An army of silver-haired volunteers, many of them retired Leyland workers, defy leaking roofs and their own relative poverty to fix, polish, and re-arrange classic British vehicles that derive, in their own words, from an "age of elegance". "Take a journey through time," screamed a sparkling Green Goddess, and we did, having the sense of being in a giant Hornby set, full of toy models, an effect accentuated by the unmistakeably childish fondness for engineering shared by so many of the workers, each boasting an obsessive grasp of detail. Who could tell, listening to Bob extol the virtues of gear ratios and turning circles, that he was a septuagenarian, rather than just 16?
There was a stubborn anachronism about the volunteers – who, with names like "Pritchard" and former careers as tax inspectors, evoked a late-Victorian sensibility – that made each of them endearing. Our narrator united the underlying theme (nostalgia for a lost age) with both genuine drama (can the oldies sell enough tickets to survive?) and an exposition of what museums are for: first, making the dead live; second, creating social solidarity – fraternity – out of so doing.
Yet, watching the conclusion, it was impossible not to feel a sense of impending loss. Bob, alas, really is part of dying breed; we don't make these machines anymore; Shanghai, not Leyland, is where it's at; lost worlds cannot be remade. And, as if to confirm this, over on ITV1 there came proof.
All at Sea also deployed old machines – albeit giant fishing trawlers from the 1960s – and examined local history, in this case of the glorious south-western tip of England. But in using the modern method of installing D-list celebrities instead of normal people, it sacrificed authenticity for alleged flair, and lost informative power along the way. How very ITV.
Our household names endured the vagaries of life at sea while ruminating on Cornwall's history.

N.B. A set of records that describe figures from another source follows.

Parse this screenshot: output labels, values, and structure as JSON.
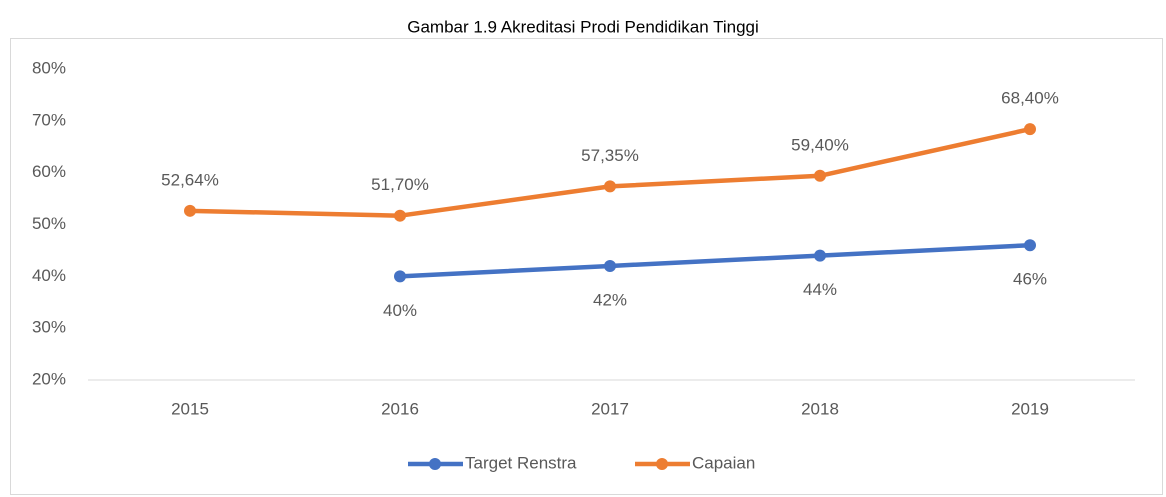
{
  "chart_data": {
    "type": "line",
    "title": "Gambar 1.9 Akreditasi Prodi Pendidikan Tinggi",
    "categories": [
      "2015",
      "2016",
      "2017",
      "2018",
      "2019"
    ],
    "series": [
      {
        "name": "Target Renstra",
        "color": "#4472c4",
        "values": [
          null,
          40,
          42,
          44,
          46
        ],
        "value_labels": [
          null,
          "40%",
          "42%",
          "44%",
          "46%"
        ]
      },
      {
        "name": "Capaian",
        "color": "#ed7d31",
        "values": [
          52.64,
          51.7,
          57.35,
          59.4,
          68.4
        ],
        "value_labels": [
          "52,64%",
          "51,70%",
          "57,35%",
          "59,40%",
          "68,40%"
        ]
      }
    ],
    "ylim": [
      20,
      80
    ],
    "yticks": [
      {
        "value": 20,
        "label": "20%"
      },
      {
        "value": 30,
        "label": "30%"
      },
      {
        "value": 40,
        "label": "40%"
      },
      {
        "value": 50,
        "label": "50%"
      },
      {
        "value": 60,
        "label": "60%"
      },
      {
        "value": 70,
        "label": "70%"
      },
      {
        "value": 80,
        "label": "80%"
      }
    ],
    "grid": false,
    "legend": "bottom"
  }
}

As far as it goes, this isn't so bad, but it's hardly the pinnacle of creative television when a young developer asks his executive producer if he could get in touch with Bradley Walsh's agent and enquire how much he'll charge to seem interested in Penzance. It's just a bit mediocre, and boringly middle class, chaps: dare to give us real history, not fading TV stars.
Much like our Bob and his comrades, in fact. It's probably not healthy, this nostalgia lark, but then watching these shows in succession, the old does feel more real than the new. Last night, BBC4 was weirdly a depository of despair, and ITV1 a depository of D-listers. I despair of my preference for the former.